Wieden executives declined to comment.

But for Wieden, some described the Amazon.com win as "culturally the right fit" between two companies headed by enigmatic founders in organizations some describe as "personality cults" built on the Pacific Northwest's independent spirit.

The win is Wieden's second over Burnett in a pitch for a Northwest signature account, having won (and later parted with) Microsoft Corp., Redmond, Wash., in 1994. It is also the second big win in a month for Wieden, which picked up the estimated $60 million Powerade account from Coca-Cola Co.

Amazon.com financial filings show it spent $130 million on advertising globally in 2000, down from $141 million in 1999. But that includes spending beyond the traditional media advertising Wieden is expected to field.
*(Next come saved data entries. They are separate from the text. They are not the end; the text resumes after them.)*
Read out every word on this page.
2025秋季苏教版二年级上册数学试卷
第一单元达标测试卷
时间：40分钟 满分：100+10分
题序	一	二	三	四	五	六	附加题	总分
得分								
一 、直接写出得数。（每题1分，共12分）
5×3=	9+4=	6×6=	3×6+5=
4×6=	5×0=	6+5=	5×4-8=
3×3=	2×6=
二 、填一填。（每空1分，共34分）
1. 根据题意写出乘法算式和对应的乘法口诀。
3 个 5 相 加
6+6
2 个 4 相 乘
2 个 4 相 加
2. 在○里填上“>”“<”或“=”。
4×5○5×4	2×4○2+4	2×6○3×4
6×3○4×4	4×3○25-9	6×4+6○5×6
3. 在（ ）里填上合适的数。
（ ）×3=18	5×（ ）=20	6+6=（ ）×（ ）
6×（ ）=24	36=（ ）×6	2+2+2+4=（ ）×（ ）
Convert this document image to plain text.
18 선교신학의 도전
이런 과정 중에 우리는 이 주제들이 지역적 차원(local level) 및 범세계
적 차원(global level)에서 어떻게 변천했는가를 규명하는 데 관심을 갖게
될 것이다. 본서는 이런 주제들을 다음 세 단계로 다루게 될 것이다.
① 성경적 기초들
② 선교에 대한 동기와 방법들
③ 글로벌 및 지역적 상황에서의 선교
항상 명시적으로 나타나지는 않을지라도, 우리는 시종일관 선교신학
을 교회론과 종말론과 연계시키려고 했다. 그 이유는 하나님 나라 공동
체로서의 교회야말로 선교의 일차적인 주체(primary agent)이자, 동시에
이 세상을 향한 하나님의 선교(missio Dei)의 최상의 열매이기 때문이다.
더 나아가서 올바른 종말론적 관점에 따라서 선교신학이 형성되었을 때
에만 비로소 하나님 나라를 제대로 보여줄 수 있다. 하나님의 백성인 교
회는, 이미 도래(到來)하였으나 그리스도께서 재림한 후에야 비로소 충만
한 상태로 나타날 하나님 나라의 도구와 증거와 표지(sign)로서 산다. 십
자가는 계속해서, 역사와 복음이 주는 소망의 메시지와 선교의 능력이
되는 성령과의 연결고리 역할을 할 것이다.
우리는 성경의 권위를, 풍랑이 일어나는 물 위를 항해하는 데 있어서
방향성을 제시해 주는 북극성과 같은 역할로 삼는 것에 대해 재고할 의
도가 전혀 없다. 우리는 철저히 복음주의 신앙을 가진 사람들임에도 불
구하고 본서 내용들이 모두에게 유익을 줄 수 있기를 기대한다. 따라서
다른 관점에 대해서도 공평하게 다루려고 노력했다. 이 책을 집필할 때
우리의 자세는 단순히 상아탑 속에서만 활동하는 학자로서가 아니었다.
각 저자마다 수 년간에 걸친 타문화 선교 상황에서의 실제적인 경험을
Amazon.com spent $19.4 million on U.S. measured media in 2000, down from $36.9 million in 1999, according to Taylor Nelson Sofres' CMR; it based its pitch on a budget anticipated to be in the range of $50 million. Some marketing executives questioned the billing potential, given Wall Street pressures on Amazon expenses.

Trend consultant Mr. Barnard sees a world divided into two camps, those believing Amazon.com is about to turn the corner and find the pot of gold, and those thinking Amazon.com should finally throw in the towel. "I myself am in the latter half," he said.

Other analysts say profitability will depend on the interpretation of "profitability" by Wall Street.

Creativity alone won't be the quick fix. In fact, FCB's "Sweatermen," a men's chorus singing in the 1960s Mitch Miller style, won numerous awards, including Advertising Age's Best, even as the stock has sunk amid investor skepticism.